Sie schluchzte auf. „Versprich mir, dass sich das niemals ändern wird!“, bat sie ...
1888
Rose erwachte, weil die Kutsche über einen Stein rumpelte und ihr Kopf schmerzhaft gegen die Scheibe schlug. Kurz geisterte der Traum durch ihren Kopf, und sie wusste, dass es kein Traum gewesen war, sondern eine Erinnerung.
Ihr Blick wanderte zu Alan, der ihr gegenübersaß und sie betrachtete. Seine Augen waren unergründlich. „Geht es dir gut?“, fragte er leise.
Sie wollte nicken, aber in diesem Moment hielt die Kutsche mit einem harten Ruck, der Rose nach vorn warf und sie gegen Alan schleuderte.
„Achtung!“ Er fing sie auf und lächelte sie an. „Nicht so stürmisch!“
Sie blickte zu ihm auf und kam sich einen Atemzug lang so hilflos vor wie soeben in ihrem Traum. Dann machte sie sich aus seinem Griff los und setzte sich wieder.
Enora auf dem Sitz neben ihr lachte.
Rose senkte den Kopf, sodass die beiden nicht sahen, wie ihre Wangen sich röteten. „Warum halten wir?“, fragte sie, und ihre Stimme klang verräterisch heiser dabei.
Alan warf einen Blick aus dem Fenster. „Vielleicht ein Radbruch“, sagte er. „Bei dem Rums eben wäre das kein Wunder.“ Er öffnete den Kutschenschlag und war draußen, bevor eine der beiden Frauen etwas sagen konnte.
Rose starrte ihm hinterher.
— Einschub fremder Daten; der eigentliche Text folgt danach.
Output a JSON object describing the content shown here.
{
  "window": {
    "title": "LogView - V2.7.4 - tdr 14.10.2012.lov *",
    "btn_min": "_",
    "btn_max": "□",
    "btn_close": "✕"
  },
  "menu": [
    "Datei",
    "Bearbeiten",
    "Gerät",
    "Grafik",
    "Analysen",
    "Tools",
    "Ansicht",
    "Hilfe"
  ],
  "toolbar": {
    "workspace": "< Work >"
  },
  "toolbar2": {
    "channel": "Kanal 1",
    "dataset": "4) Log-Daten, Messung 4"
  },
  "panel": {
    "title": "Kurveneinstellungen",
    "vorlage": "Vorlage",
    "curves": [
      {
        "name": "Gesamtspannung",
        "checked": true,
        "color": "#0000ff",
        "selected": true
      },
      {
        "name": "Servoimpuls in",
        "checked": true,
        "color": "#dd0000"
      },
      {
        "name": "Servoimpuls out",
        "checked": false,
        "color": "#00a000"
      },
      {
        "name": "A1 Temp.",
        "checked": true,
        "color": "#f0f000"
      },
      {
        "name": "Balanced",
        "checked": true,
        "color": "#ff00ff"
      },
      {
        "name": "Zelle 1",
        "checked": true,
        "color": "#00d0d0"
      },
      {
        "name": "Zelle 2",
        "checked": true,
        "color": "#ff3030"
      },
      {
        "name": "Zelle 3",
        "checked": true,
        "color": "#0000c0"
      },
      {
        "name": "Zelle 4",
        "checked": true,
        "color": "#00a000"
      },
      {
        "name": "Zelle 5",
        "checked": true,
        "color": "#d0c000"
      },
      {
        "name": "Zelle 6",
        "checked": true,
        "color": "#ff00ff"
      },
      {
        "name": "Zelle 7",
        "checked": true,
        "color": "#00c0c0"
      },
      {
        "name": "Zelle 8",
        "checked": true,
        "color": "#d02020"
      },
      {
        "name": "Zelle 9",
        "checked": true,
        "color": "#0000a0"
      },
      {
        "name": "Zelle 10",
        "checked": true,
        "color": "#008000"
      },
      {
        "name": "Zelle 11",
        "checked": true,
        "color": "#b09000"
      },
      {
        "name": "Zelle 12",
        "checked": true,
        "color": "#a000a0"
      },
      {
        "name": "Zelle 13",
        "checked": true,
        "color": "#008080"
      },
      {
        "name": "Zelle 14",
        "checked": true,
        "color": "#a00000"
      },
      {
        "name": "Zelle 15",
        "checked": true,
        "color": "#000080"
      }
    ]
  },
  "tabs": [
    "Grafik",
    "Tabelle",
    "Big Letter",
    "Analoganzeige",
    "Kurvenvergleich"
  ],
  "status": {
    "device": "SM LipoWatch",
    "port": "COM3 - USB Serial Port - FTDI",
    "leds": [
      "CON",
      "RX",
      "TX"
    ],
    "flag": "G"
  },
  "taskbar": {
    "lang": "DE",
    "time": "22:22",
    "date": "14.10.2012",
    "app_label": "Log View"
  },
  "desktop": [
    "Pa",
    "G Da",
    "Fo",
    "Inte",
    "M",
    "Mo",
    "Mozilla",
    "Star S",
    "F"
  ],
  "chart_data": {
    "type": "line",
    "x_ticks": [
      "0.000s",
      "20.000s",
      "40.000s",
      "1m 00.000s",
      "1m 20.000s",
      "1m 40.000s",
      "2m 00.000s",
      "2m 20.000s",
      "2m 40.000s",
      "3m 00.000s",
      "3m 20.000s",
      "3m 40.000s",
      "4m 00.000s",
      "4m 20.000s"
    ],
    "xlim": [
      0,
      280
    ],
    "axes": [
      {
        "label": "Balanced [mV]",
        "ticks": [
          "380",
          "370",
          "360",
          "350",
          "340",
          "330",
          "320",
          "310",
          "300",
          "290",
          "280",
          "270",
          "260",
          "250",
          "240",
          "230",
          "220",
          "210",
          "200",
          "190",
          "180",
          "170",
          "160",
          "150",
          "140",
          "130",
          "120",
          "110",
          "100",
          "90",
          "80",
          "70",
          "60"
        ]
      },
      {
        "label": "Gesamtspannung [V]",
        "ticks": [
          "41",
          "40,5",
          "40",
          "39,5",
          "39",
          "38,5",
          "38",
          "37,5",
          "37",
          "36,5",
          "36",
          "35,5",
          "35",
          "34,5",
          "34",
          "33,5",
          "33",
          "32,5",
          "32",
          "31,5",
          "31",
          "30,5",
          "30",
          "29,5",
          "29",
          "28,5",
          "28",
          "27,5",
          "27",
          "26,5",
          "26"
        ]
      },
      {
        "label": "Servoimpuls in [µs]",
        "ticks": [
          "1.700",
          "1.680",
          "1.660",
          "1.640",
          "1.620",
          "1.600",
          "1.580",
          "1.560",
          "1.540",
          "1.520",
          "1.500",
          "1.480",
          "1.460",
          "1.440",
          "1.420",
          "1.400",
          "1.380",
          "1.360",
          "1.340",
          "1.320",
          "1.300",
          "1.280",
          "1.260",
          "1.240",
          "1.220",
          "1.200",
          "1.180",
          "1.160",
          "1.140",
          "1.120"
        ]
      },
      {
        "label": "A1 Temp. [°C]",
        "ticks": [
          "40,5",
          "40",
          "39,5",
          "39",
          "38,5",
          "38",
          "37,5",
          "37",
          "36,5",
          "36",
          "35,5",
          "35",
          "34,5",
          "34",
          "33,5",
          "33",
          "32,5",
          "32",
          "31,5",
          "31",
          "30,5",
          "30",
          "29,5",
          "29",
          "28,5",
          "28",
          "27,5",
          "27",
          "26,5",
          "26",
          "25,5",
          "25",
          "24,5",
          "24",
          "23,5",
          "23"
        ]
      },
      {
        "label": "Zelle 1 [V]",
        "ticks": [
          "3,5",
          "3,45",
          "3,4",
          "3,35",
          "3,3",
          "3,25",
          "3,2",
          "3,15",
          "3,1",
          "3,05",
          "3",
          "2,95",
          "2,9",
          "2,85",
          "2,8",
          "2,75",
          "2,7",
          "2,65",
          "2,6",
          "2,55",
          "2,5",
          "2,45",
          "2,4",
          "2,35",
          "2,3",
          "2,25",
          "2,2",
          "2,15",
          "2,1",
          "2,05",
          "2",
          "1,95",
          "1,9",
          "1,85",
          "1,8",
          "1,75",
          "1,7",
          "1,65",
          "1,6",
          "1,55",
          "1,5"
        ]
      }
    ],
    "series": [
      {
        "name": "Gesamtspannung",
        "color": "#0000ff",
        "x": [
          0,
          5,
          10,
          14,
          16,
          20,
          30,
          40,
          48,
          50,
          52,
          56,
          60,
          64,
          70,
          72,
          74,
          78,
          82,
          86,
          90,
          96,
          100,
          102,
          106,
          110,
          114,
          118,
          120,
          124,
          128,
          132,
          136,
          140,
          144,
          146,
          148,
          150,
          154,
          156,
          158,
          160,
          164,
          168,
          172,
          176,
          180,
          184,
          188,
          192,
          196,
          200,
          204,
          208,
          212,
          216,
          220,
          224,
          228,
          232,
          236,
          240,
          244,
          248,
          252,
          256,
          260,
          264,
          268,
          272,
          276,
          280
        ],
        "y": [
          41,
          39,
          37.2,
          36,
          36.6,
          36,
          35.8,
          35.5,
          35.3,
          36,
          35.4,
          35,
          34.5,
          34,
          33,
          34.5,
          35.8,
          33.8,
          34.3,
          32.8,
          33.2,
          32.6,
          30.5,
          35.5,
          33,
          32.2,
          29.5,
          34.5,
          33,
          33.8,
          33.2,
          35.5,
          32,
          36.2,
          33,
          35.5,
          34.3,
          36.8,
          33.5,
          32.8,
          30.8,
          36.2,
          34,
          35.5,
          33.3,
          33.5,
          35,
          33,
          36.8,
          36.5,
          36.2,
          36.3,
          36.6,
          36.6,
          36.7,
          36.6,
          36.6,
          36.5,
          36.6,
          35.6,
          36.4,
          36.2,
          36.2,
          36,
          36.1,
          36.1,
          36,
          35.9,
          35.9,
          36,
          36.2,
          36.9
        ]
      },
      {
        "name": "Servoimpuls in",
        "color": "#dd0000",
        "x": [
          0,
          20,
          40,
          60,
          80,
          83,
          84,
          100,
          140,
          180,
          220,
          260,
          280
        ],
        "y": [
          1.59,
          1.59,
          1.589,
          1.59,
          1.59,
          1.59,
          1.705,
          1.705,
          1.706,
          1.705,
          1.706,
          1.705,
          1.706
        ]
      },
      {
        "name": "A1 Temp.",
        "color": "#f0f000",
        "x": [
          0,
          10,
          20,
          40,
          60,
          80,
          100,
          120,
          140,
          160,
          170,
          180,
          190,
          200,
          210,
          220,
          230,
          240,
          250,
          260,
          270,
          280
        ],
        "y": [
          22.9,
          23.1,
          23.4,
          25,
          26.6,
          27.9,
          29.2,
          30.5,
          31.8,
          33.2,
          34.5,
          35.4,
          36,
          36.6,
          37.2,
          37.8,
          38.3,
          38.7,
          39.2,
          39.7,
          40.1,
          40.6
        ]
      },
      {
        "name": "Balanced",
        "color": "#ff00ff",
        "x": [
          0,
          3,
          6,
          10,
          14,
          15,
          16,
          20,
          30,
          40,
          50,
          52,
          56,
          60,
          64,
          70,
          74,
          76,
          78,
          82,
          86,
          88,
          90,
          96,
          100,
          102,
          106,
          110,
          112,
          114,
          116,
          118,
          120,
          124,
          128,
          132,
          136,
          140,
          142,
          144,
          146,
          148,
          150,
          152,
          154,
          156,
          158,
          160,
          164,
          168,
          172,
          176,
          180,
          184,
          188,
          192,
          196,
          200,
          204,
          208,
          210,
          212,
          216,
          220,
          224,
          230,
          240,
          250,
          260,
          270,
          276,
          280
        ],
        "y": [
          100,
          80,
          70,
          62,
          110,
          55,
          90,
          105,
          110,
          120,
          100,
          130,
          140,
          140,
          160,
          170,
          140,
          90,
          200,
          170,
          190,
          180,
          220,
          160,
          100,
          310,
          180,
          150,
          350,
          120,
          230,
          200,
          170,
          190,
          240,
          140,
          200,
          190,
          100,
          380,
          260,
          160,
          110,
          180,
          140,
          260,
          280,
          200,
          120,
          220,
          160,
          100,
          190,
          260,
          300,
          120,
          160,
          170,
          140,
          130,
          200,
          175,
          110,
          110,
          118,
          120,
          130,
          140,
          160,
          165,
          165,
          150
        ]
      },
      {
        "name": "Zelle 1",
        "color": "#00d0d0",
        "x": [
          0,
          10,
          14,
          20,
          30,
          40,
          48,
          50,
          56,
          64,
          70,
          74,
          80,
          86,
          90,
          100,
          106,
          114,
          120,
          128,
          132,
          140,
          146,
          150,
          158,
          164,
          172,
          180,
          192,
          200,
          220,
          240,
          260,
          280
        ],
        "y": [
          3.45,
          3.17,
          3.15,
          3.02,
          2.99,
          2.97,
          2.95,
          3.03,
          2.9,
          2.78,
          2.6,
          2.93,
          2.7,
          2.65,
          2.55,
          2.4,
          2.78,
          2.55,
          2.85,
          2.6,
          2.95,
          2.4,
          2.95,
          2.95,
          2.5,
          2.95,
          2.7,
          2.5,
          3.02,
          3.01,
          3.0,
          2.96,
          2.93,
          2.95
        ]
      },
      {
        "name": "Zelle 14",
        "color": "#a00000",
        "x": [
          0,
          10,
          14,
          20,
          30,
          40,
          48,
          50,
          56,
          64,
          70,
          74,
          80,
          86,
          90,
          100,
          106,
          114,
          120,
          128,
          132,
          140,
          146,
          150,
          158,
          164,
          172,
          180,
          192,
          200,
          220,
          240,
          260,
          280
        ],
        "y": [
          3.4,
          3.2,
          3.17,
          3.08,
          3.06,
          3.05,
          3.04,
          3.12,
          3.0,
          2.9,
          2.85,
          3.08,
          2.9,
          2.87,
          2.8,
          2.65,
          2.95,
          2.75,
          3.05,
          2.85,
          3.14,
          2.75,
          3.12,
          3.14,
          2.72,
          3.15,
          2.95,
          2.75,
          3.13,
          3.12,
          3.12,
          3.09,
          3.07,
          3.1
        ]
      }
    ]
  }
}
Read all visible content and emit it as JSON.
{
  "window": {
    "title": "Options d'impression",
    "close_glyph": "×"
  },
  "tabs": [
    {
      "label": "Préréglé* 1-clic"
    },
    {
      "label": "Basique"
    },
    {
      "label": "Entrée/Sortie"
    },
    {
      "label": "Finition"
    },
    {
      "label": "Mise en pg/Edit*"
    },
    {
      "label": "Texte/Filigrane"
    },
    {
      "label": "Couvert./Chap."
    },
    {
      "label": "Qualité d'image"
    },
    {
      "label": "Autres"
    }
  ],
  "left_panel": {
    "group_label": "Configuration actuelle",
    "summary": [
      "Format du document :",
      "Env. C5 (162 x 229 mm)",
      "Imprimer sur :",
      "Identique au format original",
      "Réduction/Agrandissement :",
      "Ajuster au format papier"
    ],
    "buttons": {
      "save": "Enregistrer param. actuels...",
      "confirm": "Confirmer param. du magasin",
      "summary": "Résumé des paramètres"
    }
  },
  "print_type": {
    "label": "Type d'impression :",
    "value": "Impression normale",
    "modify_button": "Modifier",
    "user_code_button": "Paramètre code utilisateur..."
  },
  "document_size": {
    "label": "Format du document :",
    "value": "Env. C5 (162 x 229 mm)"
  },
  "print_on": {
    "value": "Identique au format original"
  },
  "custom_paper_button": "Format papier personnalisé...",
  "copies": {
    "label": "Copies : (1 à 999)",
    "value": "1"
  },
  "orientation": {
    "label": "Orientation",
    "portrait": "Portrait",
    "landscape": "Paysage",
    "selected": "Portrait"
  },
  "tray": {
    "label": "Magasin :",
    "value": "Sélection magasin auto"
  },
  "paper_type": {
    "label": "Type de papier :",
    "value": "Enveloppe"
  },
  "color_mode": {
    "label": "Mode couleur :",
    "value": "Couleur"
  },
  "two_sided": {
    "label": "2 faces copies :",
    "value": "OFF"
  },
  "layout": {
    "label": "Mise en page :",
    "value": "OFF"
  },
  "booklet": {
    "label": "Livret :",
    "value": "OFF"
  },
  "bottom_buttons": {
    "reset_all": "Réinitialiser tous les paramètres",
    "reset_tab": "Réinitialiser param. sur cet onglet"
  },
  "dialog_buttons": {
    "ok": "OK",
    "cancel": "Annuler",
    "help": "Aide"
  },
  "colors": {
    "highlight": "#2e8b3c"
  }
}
Das Herz klopfte ihr bis in den Hals.
Sie hörte Enora schon wieder lachen. „Er macht dich ganz schön verrückt, nicht wahr?“
Rose schüttelte den Kopf, aber sie wusste, dass Enora ihr die Lüge am Gesicht ablesen konnte.
„Er hat es schon immer gemacht“, sagte Enora. „Es hat keinen Sinn, es leugnen zu wollen.“
„Erzähl mir von ihm!“, bat Rose.
Enora zögerte. „Was willst du wissen?“
„In früheren Leben, haben wir ... hat er mich ...“ Sie wusste nicht, wie sie es ausdrücken sollte. Die Wärme ihrer Wangen verwandelte sich in glühende Hitze. „Du weißt schon!“, endete sie lahm.